É apenas rock and roll (mas eu gosto)

18-10-2016 10:05

Nasci em 1949 e apanhei em cheio a enorme onda vocal e instrumental que, graças à invenção do rock, inundou o mundo de novidade e de musicalidade. Como diz Paul Simon, nessa época a música fluía, espantosa, e vinha até nós. Eu vivi-a apaixonadamente, aprendi a cantá-la e a tocá-la na guitarra. Continuo a saber de cor muitas dezenas de canções desse tempo, a vibrar com o ritmo ou com a harmonia, a emocionar-me com a beleza e a sensibilidade dos poemas mais intimistas. A música popular anglo-americana faz parte da minha cultura, ajudou-me a tornar-me pessoa, foi um elemento importante no meu amadurecimento e na formação do meu sentido estético e da minha consciência social. O que significa que devo muito aos compositores desse tempo, entre os quais está, em lugar cimeiro, Bob Dylan.

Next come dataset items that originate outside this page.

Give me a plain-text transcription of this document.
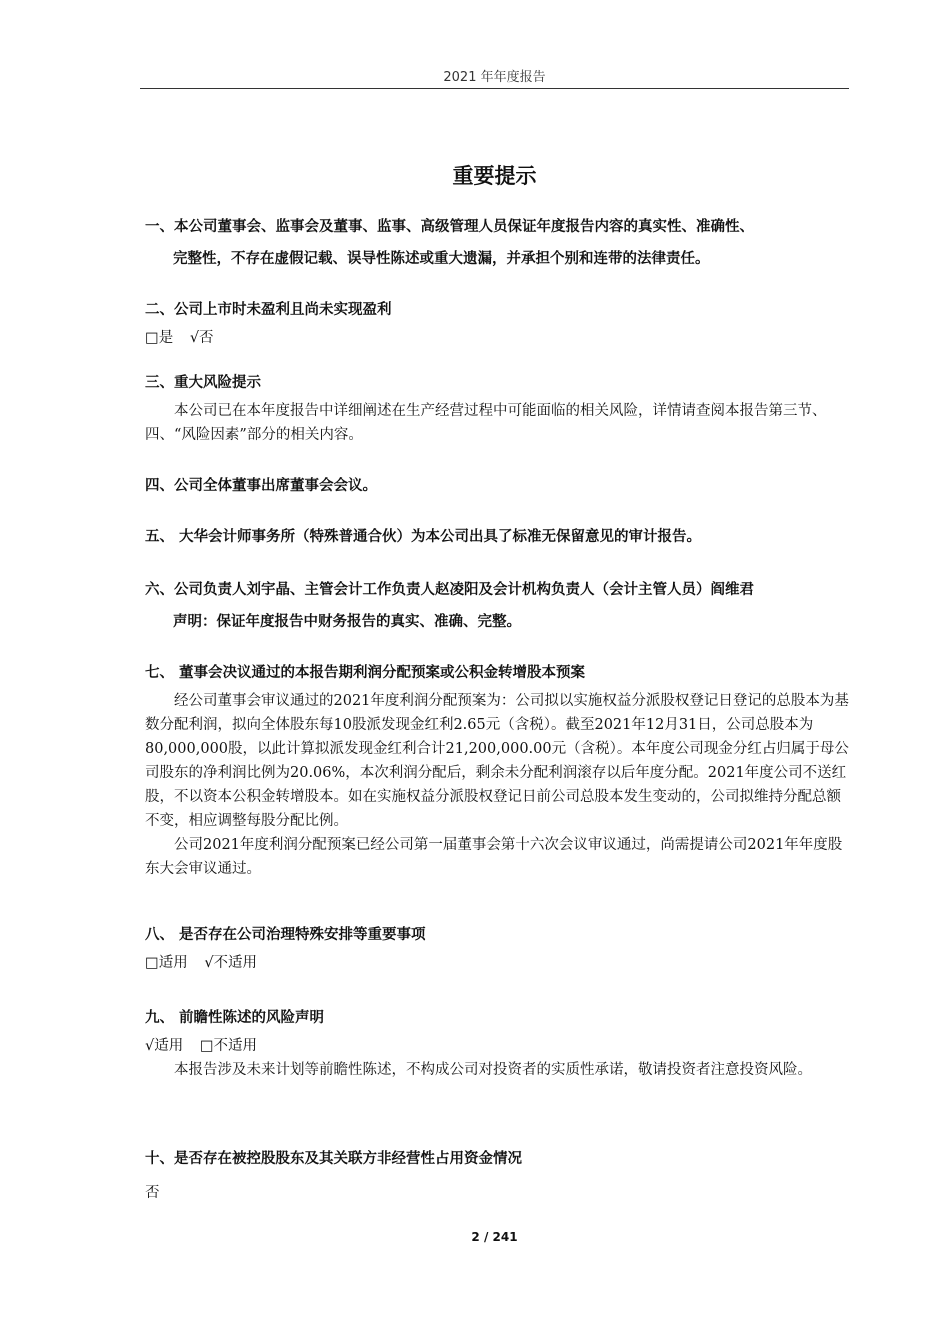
2021 年年度报告
重要提示

一、本公司董事会、监事会及董事、监事、高级管理人员保证年度报告内容的真实性、准确性、
完整性，不存在虚假记载、误导性陈述或重大遗漏，并承担个别和连带的法律责任。

二、公司上市时未盈利且尚未实现盈利

□是 √否

三、重大风险提示

本公司已在本年度报告中详细阐述在生产经营过程中可能面临的相关风险，详情请查阅本报告第三节、四、“风险因素”部分的相关内容。

四、公司全体董事出席董事会会议。

五、 大华会计师事务所（特殊普通合伙）为本公司出具了标准无保留意见的审计报告。

六、公司负责人刘宇晶、主管会计工作负责人赵凌阳及会计机构负责人（会计主管人员）阎维君
声明：保证年度报告中财务报告的真实、准确、完整。

七、 董事会决议通过的本报告期利润分配预案或公积金转增股本预案

经公司董事会审议通过的2021年度利润分配预案为：公司拟以实施权益分派股权登记日登记的总股本为基数分配利润，拟向全体股东每10股派发现金红利2.65元（含税）。截至2021年12月31日，公司总股本为80,000,000股，以此计算拟派发现金红利合计21,200,000.00元（含税）。本年度公司现金分红占归属于母公司股东的净利润比例为20.06%，本次利润分配后，剩余未分配利润滚存以后年度分配。2021年度公司不送红股，不以资本公积金转增股本。如在实施权益分派股权登记日前公司总股本发生变动的，公司拟维持分配总额不变，相应调整每股分配比例。

公司2021年度利润分配预案已经公司第一届董事会第十六次会议审议通过，尚需提请公司2021年年度股东大会审议通过。

八、 是否存在公司治理特殊安排等重要事项

□适用 √不适用

九、 前瞻性陈述的风险声明

√适用 □不适用

本报告涉及未来计划等前瞻性陈述，不构成公司对投资者的实质性承诺，敬请投资者注意投资风险。

十、是否存在被控股股东及其关联方非经营性占用资金情况

否

2 / 241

Dito isto, fico perplexo com o facto de lhe terem atribuído o Nobel da Literatura. Não questiono o seu mérito como criador de canções. Dylan foi um arauto de causas e um extraordinário compositor. Joan Baez dizia que ele era muito bom com as palavras e é verdade. Mas para além disso, há, nas letras das suas músicas, uma perspicácia analítica, uma profundidade crítica, uma filosofia espontânea ou trabalhada, que são difíceis de igualar. O prémio que recebeu não é usurpado nem imerecido, mas é deslocado e diz tanto sobre a incontestável qualidade da sua obra como sobre o espírito com que o premiaram e o têm louvado. As pessoas que, como eu, cresceram a ouvi-lo têm, hoje, a faca e o queijo na mão. Pela sucessão natural das gerações, os que viveram o espírito libertário, feminista, emancipacionista, contestatário, nas décadas de 60-70 encontram-se, agora, em lugares de selecção e decisão e, pelo que se vê, ainda transportam consigo, a par de antigas idolatrias, o velho sonho de arrumar o mundo segundo outros padrões - we can change the world, rearrange the world. A atribuição do Nobel da Literatura a Dylan parece ser uma dessas desarrumações da ordem estabelecida, coisa que a minha geração tinha como plano de vida e na qual foi useira e vezeira.

Há quem persista nesse espírito. Miguel Esteves Cardoso, por exemplo, escreveu o seguinte, no Público: "Dantes toda a literatura se dividia em categoriazinhas de merda - canções, contos, ensaios, reportagens, ficções, peças teatrais, poesia. O júri do Nobel tem feito o enorme favor de voltar a confundir tudo". Bem, por essa ordem de ideias, podíamos acabar também com essa "categoriazinha de merda" chamada "literatura", para confundirmos tudo ainda melhor. E, assim sucessivamente, de confusão em confusão, até ao caos primitivo.

E para quê? Tanto quanto posso ver, a minha geração saudou de forma quase unânime a atribuição do Nobel a Dylan. Reviu-se nela com o gosto um pouco juvenil de quem acaba de conquistar as Altas Esferas. Lembro-me de ser adolescente e de ter gostado imenso de ouvir dizer que os poemas que o Paul Simon escrevia e cantava eram estudados em certas universidades americanas. Isso pareceu-me, na altura, bom sinal porque vinha dar um lastro de seriedade àquela que era a nossa cultura. Afinal de contas a música de que eu gostava não era apenas som para a geração a que eu pertencia; tinha o selo de qualidade do saber universitário. Bom, mas isso era o que eu pensava quando tinha 16 anos. O tempo passou, eu próprio fui para a universidade, vi como aquilo era por dentro e passei a relativizar e a dispensar atestados dessa natureza. E o que hoje pergunto à minha geração é se será preciso ou adequado colocar um dos seus músicos e compositores no pedestal do Nobel para lhe dar importância e seriedade que ele já ganhou pelo seu próprio mérito no tempo e no local devidos? Para quê confundir e amalgamar tudo? Como dizem os Rolling Stones e os Genesis, it is only rock and roll (but I like it). Sim, Dylan é rock and roll, em sentido lato e figurado, e não tem de ser outra coisa. As músicas e as palavras com que nos brindou são extraordinárias e valem por si mesmas, de acordo com os cânones e os critérios de qualidade que lhes são próprios. Recompensar o seu autor com o Nobel da Literatura é, salvo melhor opinião, um caso de adolescência tardia e uma confusão de registos - João Pedro Marques (publicado pela primeira vez in Diário de Notícias, 18 de Outubro de 2016).